In this context, promoting environmental education is imperative. Children need to be supported to protect themselves from climate-related threats and exercise their right to be heard about policies and actions that seek to remedy harm. They need to be addressed in all key climate governance structures.
“To guarantee a quality education is to ensure that children, adolescents and adults have meaningful experiences with and in nature. These experiences can occur through the school and its areas, providing conditions for students to love and care for life in all its forms. From a contextualized, scientific and critical perspective, education, then, must address the issues that directly influence the present and the future of our existence, strengthening an environmental and climate citizenship to be instilled in a transversal and interdisciplinary manner throughout the whole school curriculum”, stated Raquel Franzim, Education and Children’s Culture Officer of the Alana Institute.
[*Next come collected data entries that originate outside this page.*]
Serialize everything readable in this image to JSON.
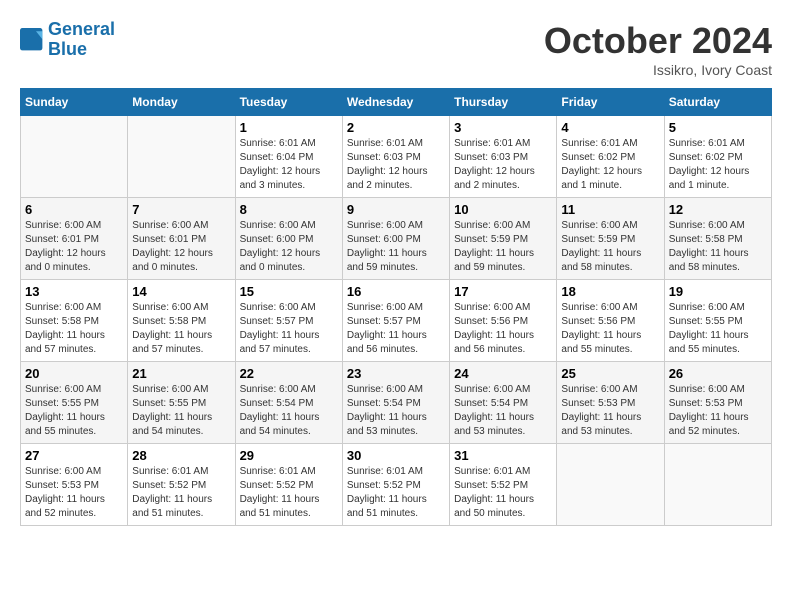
{
  "header": {
    "logo_line1": "General",
    "logo_line2": "Blue",
    "month": "October 2024",
    "location": "Issikro, Ivory Coast"
  },
  "weekdays": [
    "Sunday",
    "Monday",
    "Tuesday",
    "Wednesday",
    "Thursday",
    "Friday",
    "Saturday"
  ],
  "weeks": [
    [
      {
        "day": "",
        "info": ""
      },
      {
        "day": "",
        "info": ""
      },
      {
        "day": "1",
        "info": "Sunrise: 6:01 AM\nSunset: 6:04 PM\nDaylight: 12 hours and 3 minutes."
      },
      {
        "day": "2",
        "info": "Sunrise: 6:01 AM\nSunset: 6:03 PM\nDaylight: 12 hours and 2 minutes."
      },
      {
        "day": "3",
        "info": "Sunrise: 6:01 AM\nSunset: 6:03 PM\nDaylight: 12 hours and 2 minutes."
      },
      {
        "day": "4",
        "info": "Sunrise: 6:01 AM\nSunset: 6:02 PM\nDaylight: 12 hours and 1 minute."
      },
      {
        "day": "5",
        "info": "Sunrise: 6:01 AM\nSunset: 6:02 PM\nDaylight: 12 hours and 1 minute."
      }
    ],
    [
      {
        "day": "6",
        "info": "Sunrise: 6:00 AM\nSunset: 6:01 PM\nDaylight: 12 hours and 0 minutes."
      },
      {
        "day": "7",
        "info": "Sunrise: 6:00 AM\nSunset: 6:01 PM\nDaylight: 12 hours and 0 minutes."
      },
      {
        "day": "8",
        "info": "Sunrise: 6:00 AM\nSunset: 6:00 PM\nDaylight: 12 hours and 0 minutes."
      },
      {
        "day": "9",
        "info": "Sunrise: 6:00 AM\nSunset: 6:00 PM\nDaylight: 11 hours and 59 minutes."
      },
      {
        "day": "10",
        "info": "Sunrise: 6:00 AM\nSunset: 5:59 PM\nDaylight: 11 hours and 59 minutes."
      },
      {
        "day": "11",
        "info": "Sunrise: 6:00 AM\nSunset: 5:59 PM\nDaylight: 11 hours and 58 minutes."
      },
      {
        "day": "12",
        "info": "Sunrise: 6:00 AM\nSunset: 5:58 PM\nDaylight: 11 hours and 58 minutes."
      }
    ],
    [
      {
        "day": "13",
        "info": "Sunrise: 6:00 AM\nSunset: 5:58 PM\nDaylight: 11 hours and 57 minutes."
      },
      {
        "day": "14",
        "info": "Sunrise: 6:00 AM\nSunset: 5:58 PM\nDaylight: 11 hours and 57 minutes."
      },
      {
        "day": "15",
        "info": "Sunrise: 6:00 AM\nSunset: 5:57 PM\nDaylight: 11 hours and 57 minutes."
      },
      {
        "day": "16",
        "info": "Sunrise: 6:00 AM\nSunset: 5:57 PM\nDaylight: 11 hours and 56 minutes."
      },
      {
        "day": "17",
        "info": "Sunrise: 6:00 AM\nSunset: 5:56 PM\nDaylight: 11 hours and 56 minutes."
      },
      {
        "day": "18",
        "info": "Sunrise: 6:00 AM\nSunset: 5:56 PM\nDaylight: 11 hours and 55 minutes."
      },
      {
        "day": "19",
        "info": "Sunrise: 6:00 AM\nSunset: 5:55 PM\nDaylight: 11 hours and 55 minutes."
      }
    ],
    [
      {
        "day": "20",
        "info": "Sunrise: 6:00 AM\nSunset: 5:55 PM\nDaylight: 11 hours and 55 minutes."
      },
      {
        "day": "21",
        "info": "Sunrise: 6:00 AM\nSunset: 5:55 PM\nDaylight: 11 hours and 54 minutes."
      },
      {
        "day": "22",
        "info": "Sunrise: 6:00 AM\nSunset: 5:54 PM\nDaylight: 11 hours and 54 minutes."
      },
      {
        "day": "23",
        "info": "Sunrise: 6:00 AM\nSunset: 5:54 PM\nDaylight: 11 hours and 53 minutes."
      },
      {
        "day": "24",
        "info": "Sunrise: 6:00 AM\nSunset: 5:54 PM\nDaylight: 11 hours and 53 minutes."
      },
      {
        "day": "25",
        "info": "Sunrise: 6:00 AM\nSunset: 5:53 PM\nDaylight: 11 hours and 53 minutes."
      },
      {
        "day": "26",
        "info": "Sunrise: 6:00 AM\nSunset: 5:53 PM\nDaylight: 11 hours and 52 minutes."
      }
    ],
    [
      {
        "day": "27",
        "info": "Sunrise: 6:00 AM\nSunset: 5:53 PM\nDaylight: 11 hours and 52 minutes."
      },
      {
        "day": "28",
        "info": "Sunrise: 6:01 AM\nSunset: 5:52 PM\nDaylight: 11 hours and 51 minutes."
      },
      {
        "day": "29",
        "info": "Sunrise: 6:01 AM\nSunset: 5:52 PM\nDaylight: 11 hours and 51 minutes."
      },
      {
        "day": "30",
        "info": "Sunrise: 6:01 AM\nSunset: 5:52 PM\nDaylight: 11 hours and 51 minutes."
      },
      {
        "day": "31",
        "info": "Sunrise: 6:01 AM\nSunset: 5:52 PM\nDaylight: 11 hours and 50 minutes."
      },
      {
        "day": "",
        "info": ""
      },
      {
        "day": "",
        "info": ""
      }
    ]
  ]
}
Recommendations for the right to a balanced environment
Aiming to ensure that the right of all children and adolescents to an ecologically balanced environment is guaranteed with absolute priority, the Alana Institute, through the program Children and Nature, contributed to the preparation of General Comment 26, a document that creates recommendations and guidelines for countries, companies and society to ensure the rights of children and the environment, with a focus on climate change.
These recommendations are published by the Committee on the Rights of the Child, which is made up of 18 independent experts who monitor countries’ implementation of the UN Convention on the Rights of the Child. It is the most widely accepted human rights treaty in history, ratified by 196 countries.
General Comment 26 has a number of warnings. One of them is about the environmental racism that places children and adolescents from the global south among those most affected by the climate crisis. The term refers to the urgency of addressing the causes, consequences and solutions to climate emergency from an anti-racist perspective.
The document also highlights the need to address the impacts of air pollution over this group, to ensure access to nature, food security and safe drinking water for all children. It also points to the need for special care regarding the rights of indigenous children and those from traditional communities, which is the group most affected by deforestation, fires, mercury contamination and climate change, losing their cultural heritage and their right to life.
In Brazil, deforestation and wildfires are among the main factors of greenhouse gas emissions and directly affect the health of children. Peak burnings in the Amazon in 2019 have led to the hospitalization of over 5,000 children per month in the capitals of the region due to respiratory problems.
Protecting the territories of indigenous peoples, in addition to preserving their history and identity, is also essential from an environmental and climatic perspective. Aggressive action on the climate crisis is urgent or there will simply be no habitable world for children – now and in the future.